Album Review - Just Got Back from the Discomfort ---- we're Alright - The Brave Little Abacus


It has been two years exactly since the last time I sat down and wrote anything about music. I was fortunate enough to have a friend in my life that sent me an album worth writing about again. The album that really inspired me to come back is called Just Got Back from the Discomfort ---- we're Alright by The Brave Little Abacus. This is the band's final and only full-length album that was self-released in 2010. The album name is kind of poignant to me since it's been this long for me, and it is kind of ironic that I also just got back from a long time away. As I will discuss further in this article, the album title is a perfect description of what the album is about.

The first aspect of this album that commanded my attention throughout was the eclectic use of instrumentation, the mastery of said instruments and the overall musicality of it. I stress music and instruments because the vocals of the lead singer are not something to die for. He sings passionately and you can hear the pain and genuine emotion in his voice, but he does not have a singer's voice. The music makes up for that lack and then some. My ear first caught the impeccable use of horns in 'A Highway Got Paved Over My Future, I Drive It Getting To School' and 'The Blah Blah Blahs'. I am a big fan of horns and they were included masterfully. I also loved how seamless the transition was to acoustic guitar in 'Can't Run Away'. Throughout the album, there is a profound use of soundscapes and pure instrumental tracks that exude the same emotions that came through with the lyrics that preceded it in the track.
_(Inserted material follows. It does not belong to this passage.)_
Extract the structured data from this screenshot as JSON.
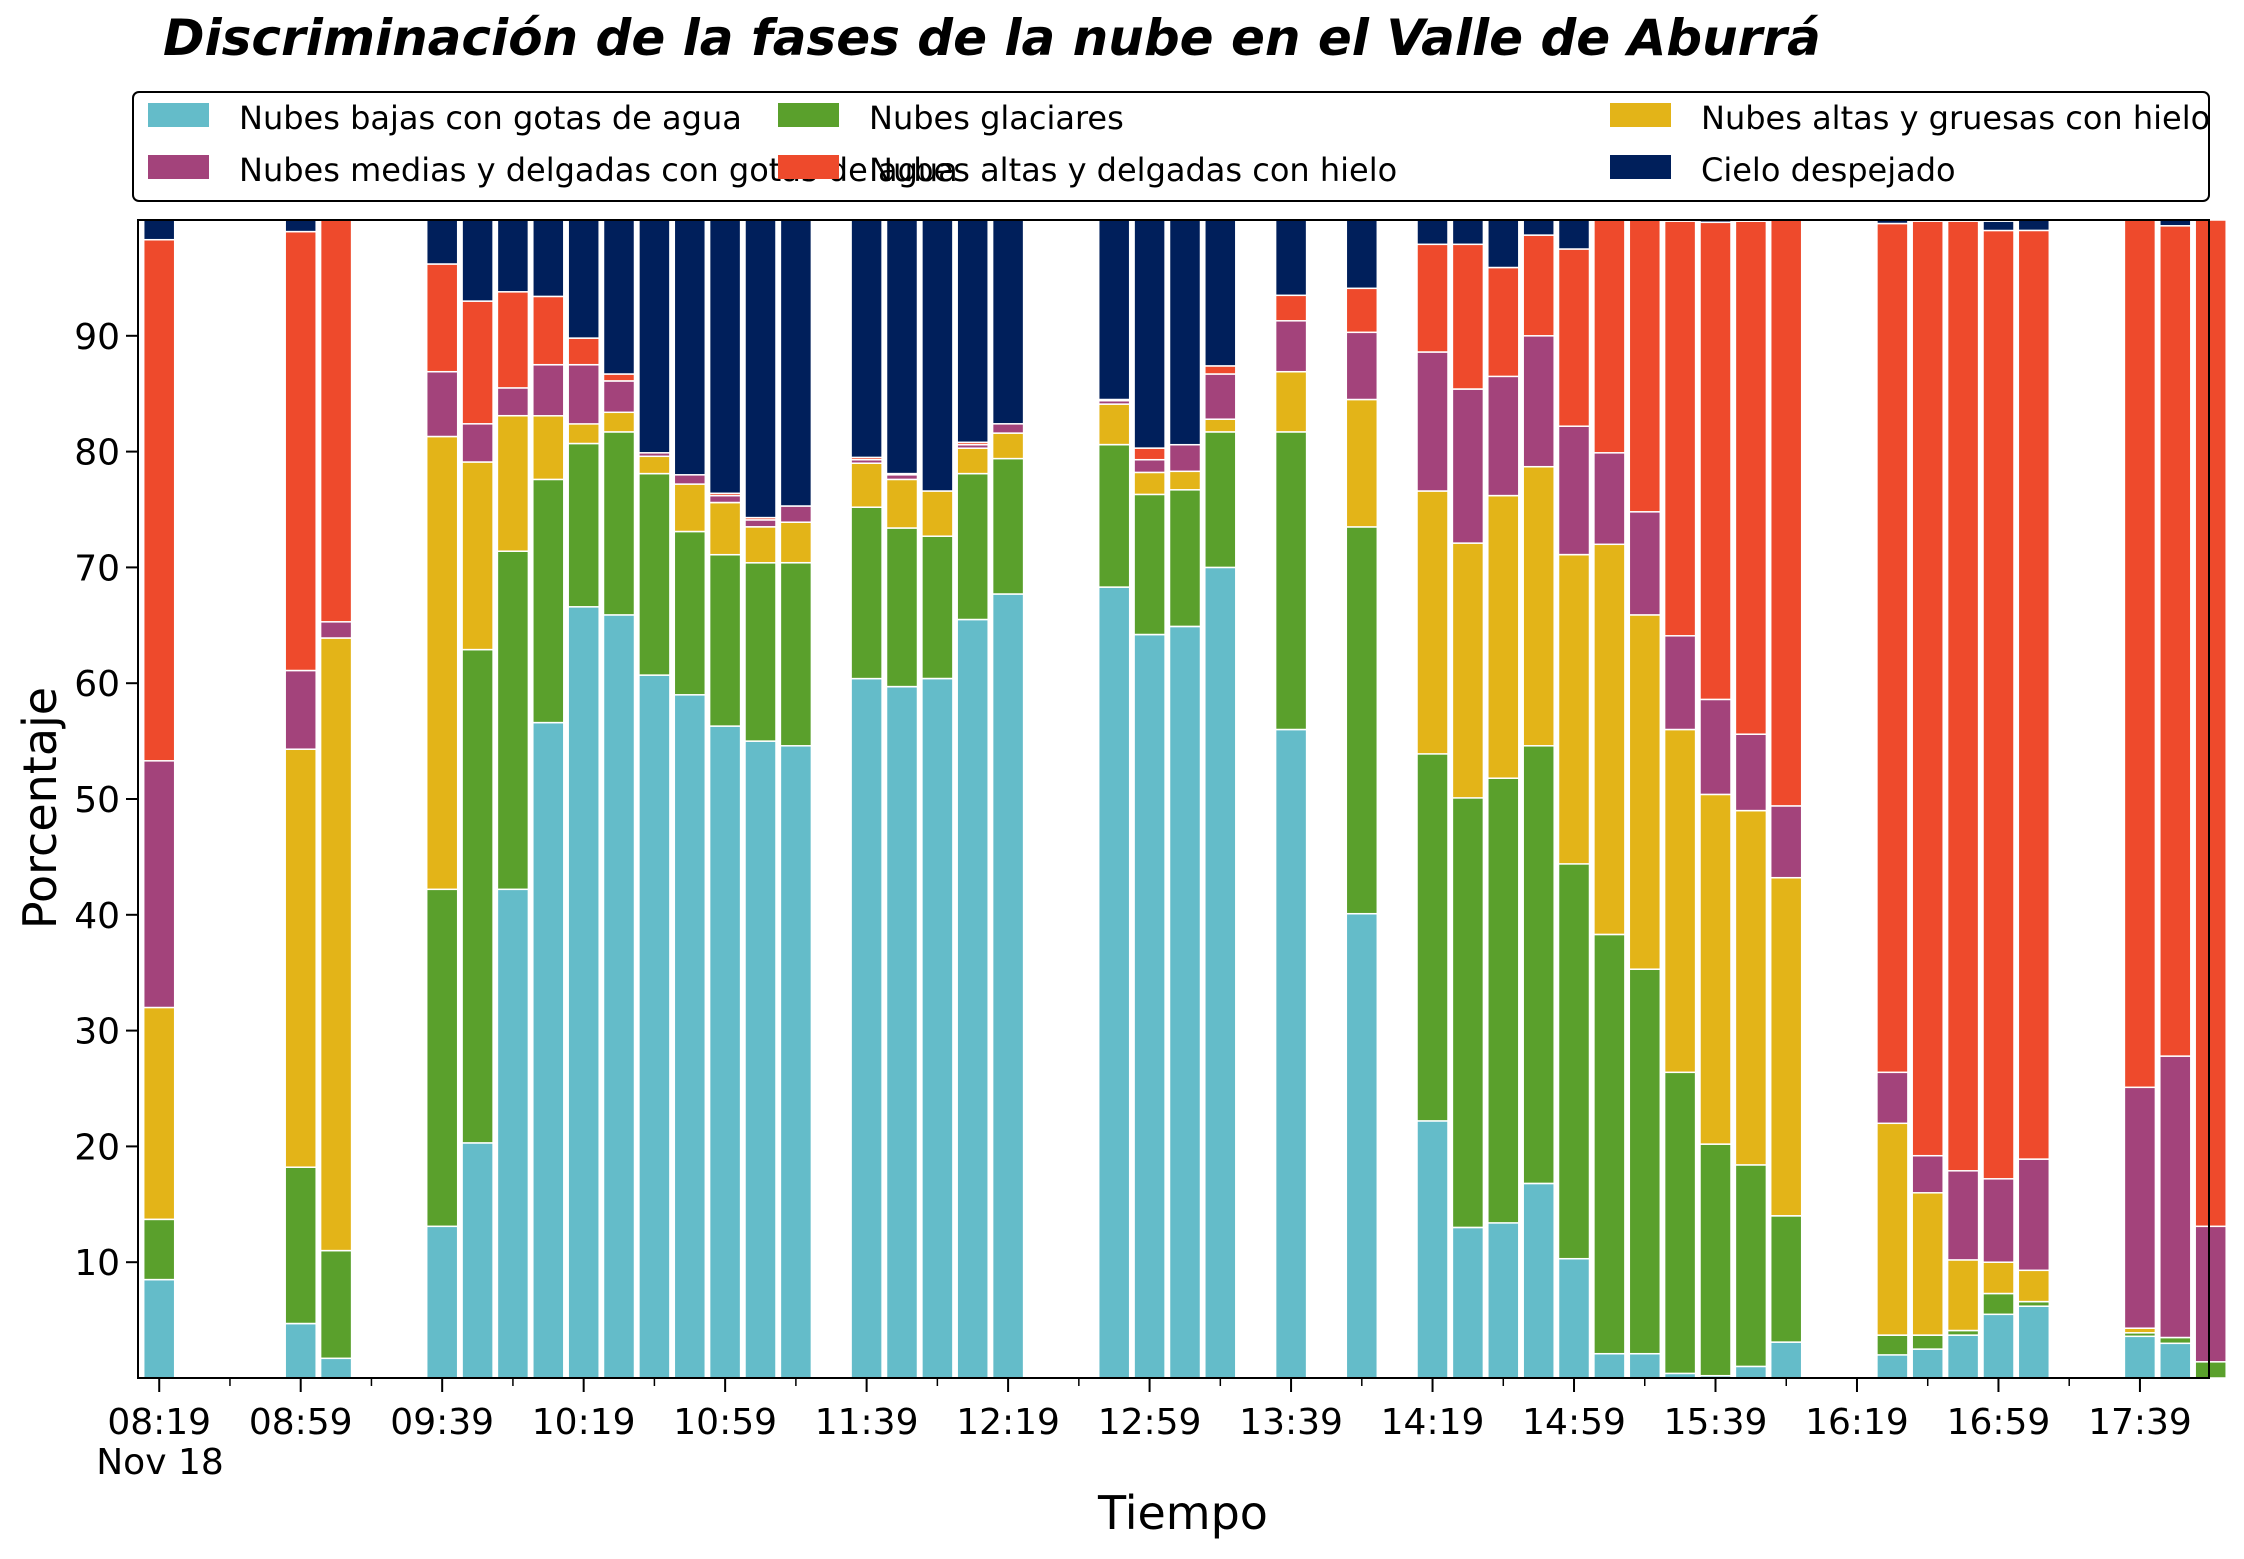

The lyrics are another major component of this album that give it personality. The album as I understand it is about the constant state of discomfort the artist feels throughout his relations in life. This is portrayed in the powerful poetry seen throughout. I say poetry because even without the music, the lyrics standalone carry so much weight. In the song 'Untitled (cont.)', in the last verse he says:

"And we're all our own co-pilots
In our cockpits made of tin
And when we think about each other
We despise the states we're in
Can't tell you that it's better
Because I'm truly not that sure
But I do think that it's better
Because this way we are sure
That we're not happy yet"

The artist repeats the same use of the 'we are our own co-pilots in our cockpits made of tin' idea in the song 'It's Not What You Think It Is'. The consistency behind this idea and the constant analysis of the state of mind the artist - and listeners that relate to this feeling - finds himself in is a quest; a quest which at first results in an unrestricted emotional ambiguity: is it happiness? is it better? with the only certainty being that happiness has not been attained yet.

The journey to find answers and positive results to this self-analysis steps into a ride of loneliness. A loneliness that lends to the realization that we are all alone, no one cares as powerfully exhibited in the last verse of 'It's Not What You Think It Is'. The song right after 'Allston Massachusettes December 2009-January 2010' is an instrumental which further cements the idea of solitude in no one singing or speaking.

The artist then comes out of their loneliness funk in the song 'Bug-Infested Floorboards—Can We Please Just Leave This Place, Now.' It is evident in the title: he wants to leave this place now. The place being the loneliness and the complaining. He implores himself to "Just shut up and swallow" which is equivalent to not complaining and getting over it. He leaves this place towards the end of the album on this penultimate song to "Go to summer where the sun won't go down".

On the last song 'Orange, Blue With Stripes' is where the 'we're Alright' part of the title comes into play. He makes an ode to Pink Floyd's "See Emily Play" and starts his album the way he ends it with thinking about Hannah and how it was 'Way before now'. You rarely see albums come perfectly full circle like this. The final aspect that aided in this seamless flow is the album's structure. The album's non-conventional song structure of longer songs mixed with shorter songs, smooth transitions from one song to the next make it all sound like one full song from Track 1 - Track 12.

All in all, I would give this album a 10/10. A piece of art that mixes mastery in prose, instruments and direction.